Centre of Experimental Medicine SAS

Topic
The role of inhibitory control in the regulation of long-term memory encoding and retrieval
PhD. program
Medical Neurosciences
Year of admission
2026
Name of the supervisor
Mgr. Martin Marko, PhD.
Contact:
Receiving school
Medical Faculty of Comenius University
Annotation
Inhibitory control belongs to a class of higher-order cognitive functions important for behavioral flexibility and is impaired in many neuropsychiatric conditions. Recent research has provided converging evidence that inhibition modulates fundamental memory processes, yet the underlying cognitive and neurobiological mechanisms of such involvement remain poorly understood. The aim of this dissertation is to systematically investigate the role of inhibitory control in the encoding and retrieval of information to/from long-term memory, and to elucidate the mechanisms through which this form of adaptive control is implemented in human cognition. The dissertation will be structured into two complementary parts.
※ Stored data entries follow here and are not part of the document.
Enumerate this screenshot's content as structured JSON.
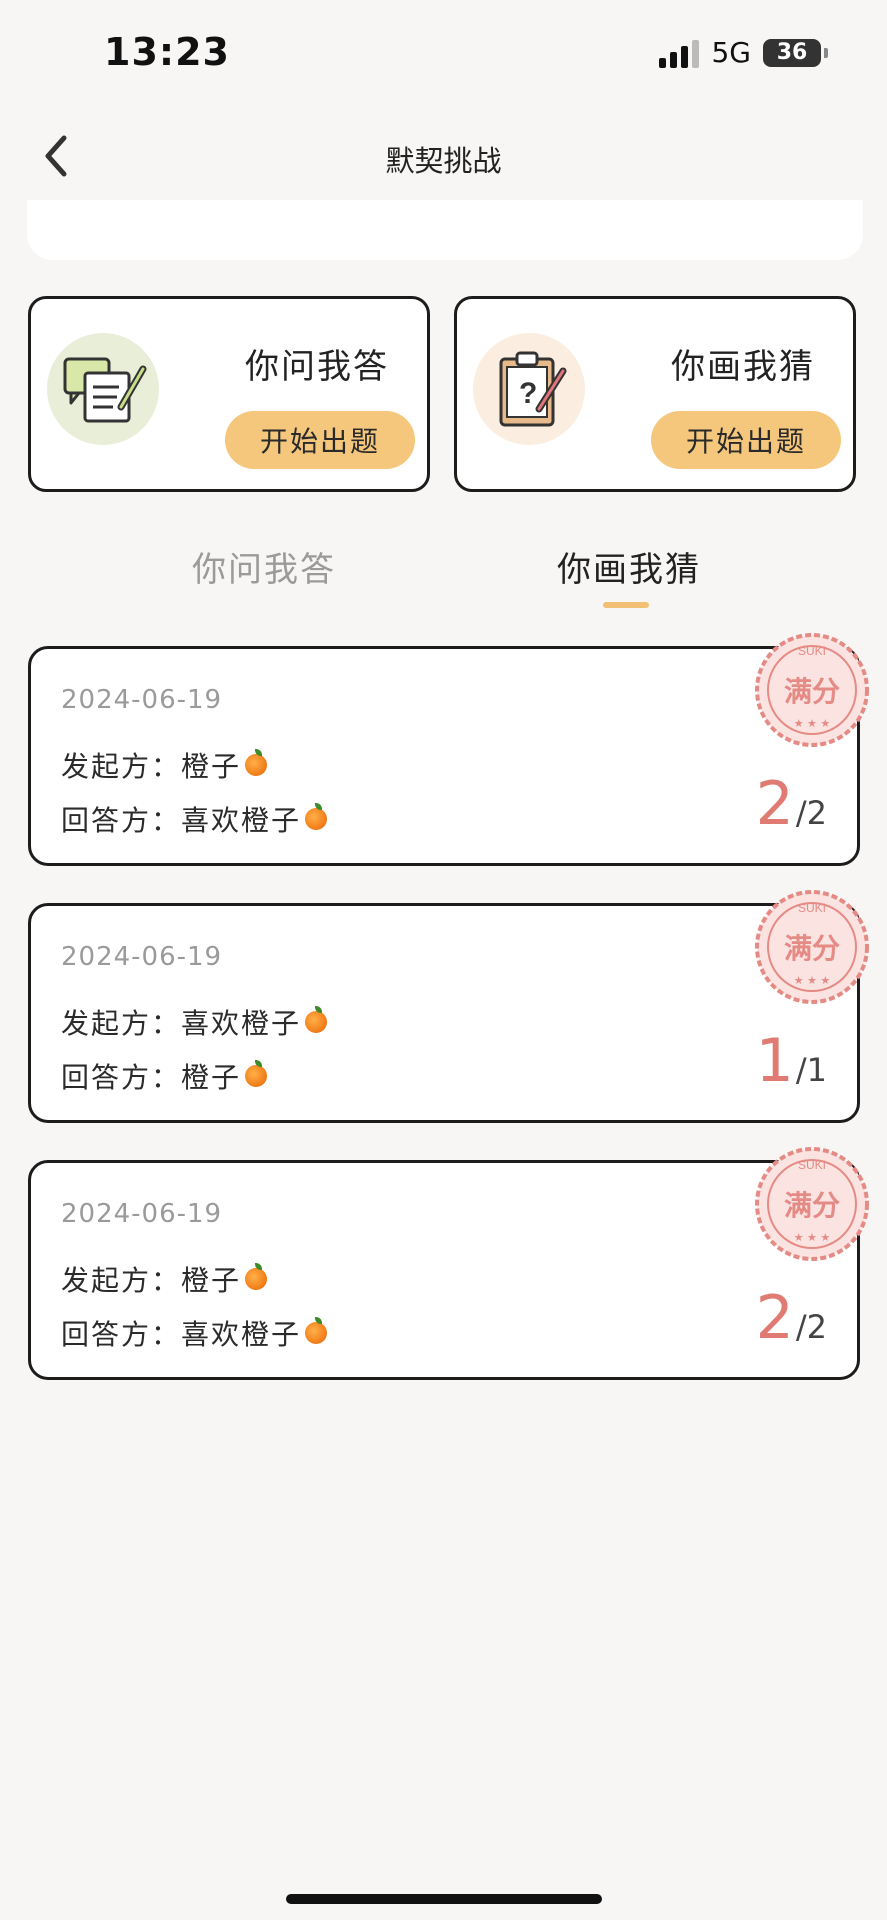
{
  "status_bar": {
    "time": "13:23",
    "network": "5G",
    "battery": "36"
  },
  "nav": {
    "title": "默契挑战"
  },
  "modes": [
    {
      "title": "你问我答",
      "button": "开始出题",
      "icon": "chat-notes-icon"
    },
    {
      "title": "你画我猜",
      "button": "开始出题",
      "icon": "clipboard-question-icon"
    }
  ],
  "tabs": [
    {
      "label": "你问我答",
      "active": false
    },
    {
      "label": "你画我猜",
      "active": true
    }
  ],
  "records": [
    {
      "date": "2024-06-19",
      "initiator_label": "发起方：",
      "initiator": "橙子",
      "answerer_label": "回答方：",
      "answerer": "喜欢橙子",
      "score": "2",
      "total": "/2",
      "stamp": "满分",
      "stamp_sub": "SUKI"
    },
    {
      "date": "2024-06-19",
      "initiator_label": "发起方：",
      "initiator": "喜欢橙子",
      "answerer_label": "回答方：",
      "answerer": "橙子",
      "score": "1",
      "total": "/1",
      "stamp": "满分",
      "stamp_sub": "SUKI"
    },
    {
      "date": "2024-06-19",
      "initiator_label": "发起方：",
      "initiator": "橙子",
      "answerer_label": "回答方：",
      "answerer": "喜欢橙子",
      "score": "2",
      "total": "/2",
      "stamp": "满分",
      "stamp_sub": "SUKI"
    }
  ],
  "colors": {
    "accent": "#f5c77c",
    "score": "#e07b73",
    "stamp": "#e58b85",
    "background": "#f8f6f4"
  }
}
In the first part, we will implement a modified Associative–Dissociative Retrieval Task to determine whether and to what extent executive inhibition influences the depth of information encoding into long-term memory and the regulation of subsequent retrieval processes. In the second part of the dissertation, we plan to causally manipulate the neurocognitive processes underlying memory encoding and retrieval using non-invasive stimulation of peripheral nerves with weak electrical currents. The findings of this dissertation are expected to advance current understanding of the mechanisms through which inhibitory control shapes human declarative memory.